Le Conseil d'Etat passe au crible la loi antipiratage

Si le Conseil d'Etat a bien approuvé le projet de loi antipiratage, il n'a pas manqué de lui faire de nombreux reproches, que le ministère de la Culture s'est bien gardé de rendre publics.

Christine Albanel s'est-elle félicitée trop tôt ? La semaine dernière, la ministre de la Culture se fendait d'un communiqué annonçant le feu vert du Conseil d'Etat sur son projet de loi antipiratage, sans donner plus de détails. Le feu vert avait pourtant semblé étonnant aux vues des critiques émises par le rapporteur qui avaient filtré dans la presse. Et pour cause. Selon Les Echos, le Conseil d'Etat n'aurait pas été tendre avec ce texte mettant en musique les accords Olivennes, et aurait demandé au gouvernement qu'il revoit sa copie.

En premier lieu, les sages ont demandé au ministère de la Culture de reconsidérer la notion de riposte graduée. En effet, le texte que lui avait soumis le gouvernement donnait la possibilité à l'autorité en charge de cette riposte graduée, l'Hadopi (Haute autorité pour la diffusion des œuvres et la protection des droits sur Internet) de sanctionner un internaute dès la première infraction constatée. Le Conseil d'Etat lui a donc demandé de gommer cette possibilité.

Pour les internautes qui seront sanctionné par une suspension de leur abonnement, le Conseil d'Etat souhaite qu'elle ne dépasse par les trois mois. La durée maximale de la suspension prévue dans le texte proposé par le gouvernement avait déjà été ramenée de 12 mois, dans les premières versions, à 6 mois. Par ailleurs, le Conseil d'Etat voit d'un mauvais œil que l'internaute pris pour cible par l'Hadopi n'ait d'autre voie de recours que le tribunal administratif. Il trouverait en effet plus juste qu'une possibilité de recours ait lieu devant l'autorité judiciaire.

Et ça ne s'arrête pas là. Selon le quotidien, le Conseil d'Etat aurait aussi demandé au gouvernement que l'Hadopi, une fois saisie par des ayants droit, n'ait pas autorité pour ordonner aux FAI de bloquer l'accès à des sites en les filtrant. Celui-ci préférant que de telles décisions restent l'apanage de la justice.
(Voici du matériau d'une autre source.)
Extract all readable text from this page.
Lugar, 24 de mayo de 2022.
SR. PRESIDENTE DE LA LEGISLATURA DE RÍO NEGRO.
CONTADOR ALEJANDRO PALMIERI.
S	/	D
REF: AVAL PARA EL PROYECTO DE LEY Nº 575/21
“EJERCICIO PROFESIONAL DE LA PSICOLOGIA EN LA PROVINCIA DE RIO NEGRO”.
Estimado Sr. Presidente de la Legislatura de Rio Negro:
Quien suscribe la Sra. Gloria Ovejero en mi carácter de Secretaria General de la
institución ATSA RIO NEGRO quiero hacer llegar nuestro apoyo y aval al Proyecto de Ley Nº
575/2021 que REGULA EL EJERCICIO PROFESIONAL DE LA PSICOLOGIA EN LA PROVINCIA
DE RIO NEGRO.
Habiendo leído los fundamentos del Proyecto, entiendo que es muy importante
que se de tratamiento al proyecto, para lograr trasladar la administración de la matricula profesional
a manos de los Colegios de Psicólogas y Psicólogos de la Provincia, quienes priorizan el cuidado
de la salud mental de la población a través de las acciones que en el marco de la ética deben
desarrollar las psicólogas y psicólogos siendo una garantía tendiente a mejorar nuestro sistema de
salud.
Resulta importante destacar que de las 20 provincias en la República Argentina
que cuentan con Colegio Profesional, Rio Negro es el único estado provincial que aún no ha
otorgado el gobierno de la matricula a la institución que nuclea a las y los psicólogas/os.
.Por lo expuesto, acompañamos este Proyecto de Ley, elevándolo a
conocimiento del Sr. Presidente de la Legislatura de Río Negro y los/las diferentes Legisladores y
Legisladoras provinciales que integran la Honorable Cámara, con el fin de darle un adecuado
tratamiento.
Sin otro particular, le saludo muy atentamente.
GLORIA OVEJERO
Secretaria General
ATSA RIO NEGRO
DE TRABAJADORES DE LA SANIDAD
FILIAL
Enfin, le Conseil d'Etat appuie la recommandation de l'Arcep qui demande l'instauration d'un délai dans l'application de la loi avant que celle-ci ne soit appliquée afin que les FAI puissent adapter leurs systèmes d'information et leurs outils informatiques aux contraintes de la loi (lire l'article :  L'Arcep demande un délai d'application de la loi antipiratage, du 29/05/08).
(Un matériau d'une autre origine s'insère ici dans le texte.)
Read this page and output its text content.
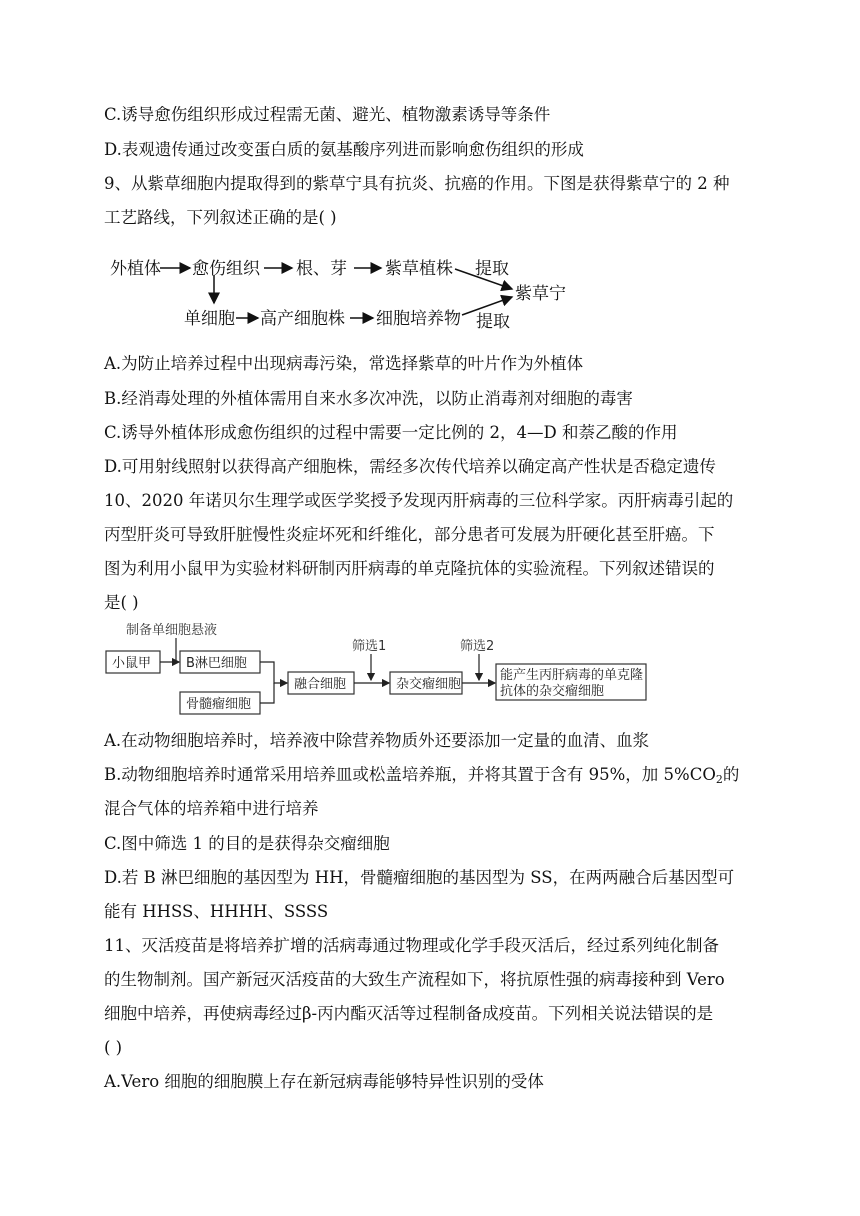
C.诱导愈伤组织形成过程需无菌、避光、植物激素诱导等条件
D.表观遗传通过改变蛋白质的氨基酸序列进而影响愈伤组织的形成
9、从紫草细胞内提取得到的紫草宁具有抗炎、抗癌的作用。下图是获得紫草宁的 2 种
工艺路线，下列叙述正确的是( )
外植体 愈伤组织 根、芽 紫草植株 提取
紫草宁
单细胞 高产细胞株 细胞培养物 提取
A.为防止培养过程中出现病毒污染，常选择紫草的叶片作为外植体
B.经消毒处理的外植体需用自来水多次冲洗，以防止消毒剂对细胞的毒害
C.诱导外植体形成愈伤组织的过程中需要一定比例的 2，4—D 和萘乙酸的作用
D.可用射线照射以获得高产细胞株，需经多次传代培养以确定高产性状是否稳定遗传
10、2020 年诺贝尔生理学或医学奖授予发现丙肝病毒的三位科学家。丙肝病毒引起的
丙型肝炎可导致肝脏慢性炎症坏死和纤维化，部分患者可发展为肝硬化甚至肝癌。下
图为利用小鼠甲为实验材料研制丙肝病毒的单克隆抗体的实验流程。下列叙述错误的
是( )
制备单细胞悬液
筛选1	筛选2
小鼠甲	B淋巴细胞
骨髓瘤细胞
融合细胞	杂交瘤细胞
能产生丙肝病毒的单克隆
抗体的杂交瘤细胞
A.在动物细胞培养时，培养液中除营养物质外还要添加一定量的血清、血浆
B.动物细胞培养时通常采用培养皿或松盖培养瓶，并将其置于含有 95%，加 $5\%CO_2$的
混合气体的培养箱中进行培养
C.图中筛选 1 的目的是获得杂交瘤细胞
D.若 B 淋巴细胞的基因型为 HH，骨髓瘤细胞的基因型为 SS，在两两融合后基因型可
能有 HHSS、HHHH、SSSS
11、灭活疫苗是将培养扩增的活病毒通过物理或化学手段灭活后，经过系列纯化制备
的生物制剂。国产新冠灭活疫苗的大致生产流程如下，将抗原性强的病毒接种到 Vero
细胞中培养，再使病毒经过β-丙内酯灭活等过程制备成疫苗。下列相关说法错误的是
( )
A.Vero 细胞的细胞膜上存在新冠病毒能够特异性识别的受体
Le projet de loi, qui doit être présenté en Conseil des ministres ce mercredi 18 juin, doit être examiné au Sénat en première lecture au mois de juillet pour entrer en application au début de l'année prochaine. La version définitive du projet de loi qui sera connue demain indiquera quelles réserves du Conseil d'Etat la ministre aura bien voulu prendre en compte.